Mettiamo attenzione al fatto che filtra qualcosa dal piano metastorico nella sfera dell’attività umana corrente; bisogna tenerne conto perché in essa è inscritto il valore della condizione umana.
Hannah Arendt, 1958 (Sammlung online)
Senza questo accorgimento si appiattisce la vita activa, di seguito la politica, sulle tendenze frivole secolari. Sulle conseguenze, entrando nello specifico, e richiamando la triade: lavoro-opera-azione: nel lavoro si travolge il valore della dignità umana, rendendolo servo del meccanismo economico del momento (rapporto di produzione); nell’azione si verifica la stessa corruzione, asservendola ad esigenze esogene e misconoscendo lo spazio pubblico. (7)
L’impasto innaturale determina il topos del Consumismo, che, in profondità, è una inversione tra uso e consumo, degradato il frutto dell’opera, l’elaborato che dura, in prodotto di consumo (deperibile). (8)
 
💥 Note.
(1) Ricoeur ,Hannah Arendt, Morcelliana.
(2) Guarda su Wikipedia.
(3) “ …questo altro concetto, sul quale si è scritto molto, è quello di spazio pubblico, più precisamente di spazio pubblico di apparizione. (…) Per contro, il concetto di spazio pubblico d’apparizione, definendo il quadro quasi spaziale (e anche espressamente spaziale, in termini di territorio e di frontiere, nel caso classico dello Stato-nazione), esprime la visibilità stessa del legame sociale, del ‘tra’ dell’inter-esse.” P. 39.
(4) Ricoeur, che tanto ha curato il campo della storia vissuta e della memoria, insiste per la collocazione precisa di questo concetto arendtiano: nel terreno metastorico.
(5) Sarebbe a dire: ripetere indefessamente l’atto costitutivo (non può che essere  la Costituzione).
(6) Ivi p. 53.
(7) Metto in risalto la quantità di concetti che H. Arendt ha assorbito dalla Fenomenologia è da Heidegger.

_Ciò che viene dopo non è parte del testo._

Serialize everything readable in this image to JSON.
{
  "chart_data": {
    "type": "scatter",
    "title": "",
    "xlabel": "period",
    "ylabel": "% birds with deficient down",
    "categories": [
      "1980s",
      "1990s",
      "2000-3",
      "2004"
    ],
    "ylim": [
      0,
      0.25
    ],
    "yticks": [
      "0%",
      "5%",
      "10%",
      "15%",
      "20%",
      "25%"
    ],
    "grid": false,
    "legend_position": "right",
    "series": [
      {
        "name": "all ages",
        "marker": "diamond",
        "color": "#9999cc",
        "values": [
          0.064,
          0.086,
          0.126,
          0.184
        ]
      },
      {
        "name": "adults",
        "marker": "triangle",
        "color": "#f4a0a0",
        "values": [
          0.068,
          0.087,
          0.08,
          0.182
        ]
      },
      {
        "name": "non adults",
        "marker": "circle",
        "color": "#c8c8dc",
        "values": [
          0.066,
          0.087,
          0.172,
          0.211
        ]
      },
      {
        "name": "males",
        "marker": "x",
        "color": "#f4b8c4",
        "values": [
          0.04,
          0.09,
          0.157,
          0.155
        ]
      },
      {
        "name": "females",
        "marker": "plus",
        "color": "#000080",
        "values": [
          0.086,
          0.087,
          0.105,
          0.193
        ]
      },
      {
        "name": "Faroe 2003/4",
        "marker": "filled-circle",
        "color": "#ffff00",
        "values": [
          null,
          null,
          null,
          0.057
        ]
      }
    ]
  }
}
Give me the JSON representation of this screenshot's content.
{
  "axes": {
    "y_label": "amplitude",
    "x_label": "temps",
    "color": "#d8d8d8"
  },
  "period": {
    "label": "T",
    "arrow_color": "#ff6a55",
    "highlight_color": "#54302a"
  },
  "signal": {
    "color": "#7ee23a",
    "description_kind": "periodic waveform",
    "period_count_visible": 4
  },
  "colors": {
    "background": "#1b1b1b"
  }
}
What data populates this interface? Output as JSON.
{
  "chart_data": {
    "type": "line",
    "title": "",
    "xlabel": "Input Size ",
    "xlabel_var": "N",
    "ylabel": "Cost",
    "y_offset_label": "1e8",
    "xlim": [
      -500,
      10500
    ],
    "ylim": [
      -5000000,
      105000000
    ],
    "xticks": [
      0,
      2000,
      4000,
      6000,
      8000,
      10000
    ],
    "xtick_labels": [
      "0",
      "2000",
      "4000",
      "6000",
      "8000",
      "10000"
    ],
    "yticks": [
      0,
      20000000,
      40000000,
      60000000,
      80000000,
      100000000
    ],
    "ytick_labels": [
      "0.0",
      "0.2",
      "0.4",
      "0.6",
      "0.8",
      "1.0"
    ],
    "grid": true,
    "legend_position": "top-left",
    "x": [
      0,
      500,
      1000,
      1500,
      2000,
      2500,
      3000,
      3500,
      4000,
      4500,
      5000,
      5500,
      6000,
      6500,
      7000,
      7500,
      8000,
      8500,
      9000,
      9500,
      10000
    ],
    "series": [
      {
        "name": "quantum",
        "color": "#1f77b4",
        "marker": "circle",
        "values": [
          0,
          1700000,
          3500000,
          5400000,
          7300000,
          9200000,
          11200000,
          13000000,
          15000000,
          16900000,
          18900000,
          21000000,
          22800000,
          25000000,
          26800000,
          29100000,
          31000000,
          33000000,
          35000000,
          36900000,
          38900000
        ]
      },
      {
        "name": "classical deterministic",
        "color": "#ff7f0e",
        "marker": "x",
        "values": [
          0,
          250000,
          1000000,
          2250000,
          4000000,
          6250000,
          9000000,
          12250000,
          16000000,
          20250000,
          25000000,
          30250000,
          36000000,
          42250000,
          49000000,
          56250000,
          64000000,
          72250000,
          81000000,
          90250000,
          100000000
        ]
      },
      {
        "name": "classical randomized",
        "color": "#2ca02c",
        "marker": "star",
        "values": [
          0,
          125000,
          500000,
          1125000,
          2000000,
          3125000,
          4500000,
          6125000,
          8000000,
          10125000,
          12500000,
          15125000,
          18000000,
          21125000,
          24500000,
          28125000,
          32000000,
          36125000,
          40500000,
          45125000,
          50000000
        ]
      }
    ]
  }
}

A quest’ultimo appartiene il concetto di temporalità, che informa “Essere e tempo”. Finanche l’ultimo Heidegger. Di esso, il tema dell’abitare heideggeriano transita nella durata arendtiana.
(8) Di recente, Elettra Stimilli, in Filosofia dei mezzi, Neri Pozza 2023, si è soffermata sullo stesso nodo problematico parlando, con le parole della Arendt, di stravolgimento della relazione significato- fine. Per questo, uscendo fuori dalla composizione ordinata di lavoro opera azione si è portata l’azione al livello del lavoro, dove l’uomo fa rientrare il suo fare in un ciclo biologico, con l’effetto che qui - operare tecnico - si spinge il mezzo, diventato fine, a riprodursi infinitamente come fine superiore.